Stretchable and transparent metal nanowire microelectrodes for simultaneous electrophysiology and optogenetics applications

Abstract

Recently developed optically transparent microelectrode technology provides a promising approach for simultaneous high-resolution electrical and optical biointerfacing with tissues in vivo and in vitro. A critically unmet need is designing high-performance stretchable platforms for con-formal biointerfacing with mechanically active organs. Here, we report silver nanowire (Ag NW) stretchable transparent microelectrodes and interconnects that exhibit excellent electrical and electrochemical performance, high optical transparency, superior mechanical robustness and durability by a simple selective-patterning process. The fabrication method allows the direct integration of Ag NW networks on elastomeric substrates. The resulting Ag NW interface exhibits a low sheet resistance (Rsh ) of 1.52–4.35 Ω sq−1, an advantageous normalized electrochemical impedance of 3.78–6.04 Ω cm2, a high optical transparency of 61.3–80.5% at 550 nm and a stretchability of 40%. The microelectrode arrays (MEAs) fabricated with this approach exhibit uniform electrochemical performance across all channels.

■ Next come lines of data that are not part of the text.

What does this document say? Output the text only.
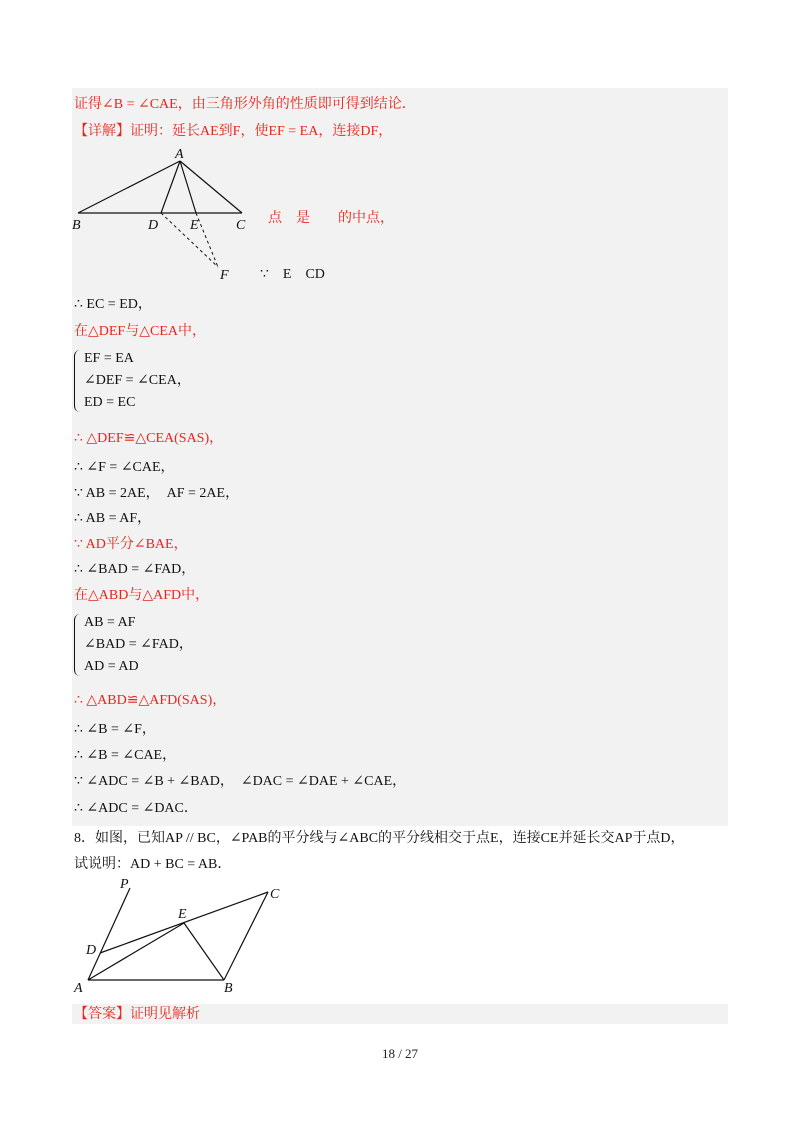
证得∠B = ∠CAE，由三角形外角的性质即可得到结论．
【详解】证明：延长AE到F，使EF = EA，连接DF，
A
B	D E	C
F
点　是　　的中点，
∵　E　CD
∴ EC = ED，
在△DEF与△CEA中，
EF = EA
∠DEF = ∠CEA，
ED = EC
∴ △DEF≌△CEA(SAS)，
∴ ∠F = ∠CAE，
∵ AB = 2AE，　AF = 2AE，
∴ AB = AF，
∵ AD平分∠BAE，
∴ ∠BAD = ∠FAD，
在△ABD与△AFD中，
AB = AF
∠BAD = ∠FAD，
AD = AD
∴ △ABD≌△AFD(SAS)，
∴ ∠B = ∠F，
∴ ∠B = ∠CAE，
∵ ∠ADC = ∠B + ∠BAD，　∠DAC = ∠DAE + ∠CAE，
∴ ∠ADC = ∠DAC．
8．如图，已知AP // BC，∠PAB的平分线与∠ABC的平分线相交于点E，连接CE并延长交AP于点D，
试说明：AD + BC = AB．
P
C
E
D
A	B
【答案】证明见解析
18 / 27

Studies on mice demonstrate that both pristine and stretched Ag NW microelectrodes can achieve high-fidelity electrophysiological monitoring of cardiac activity with/without co-localized optogenetic pacing. Together, these results pave the way for developing stretchable and transparent metal nanowire networks for high-resolution opto-electric biointerfacing with mechanically active organs, such as the heart.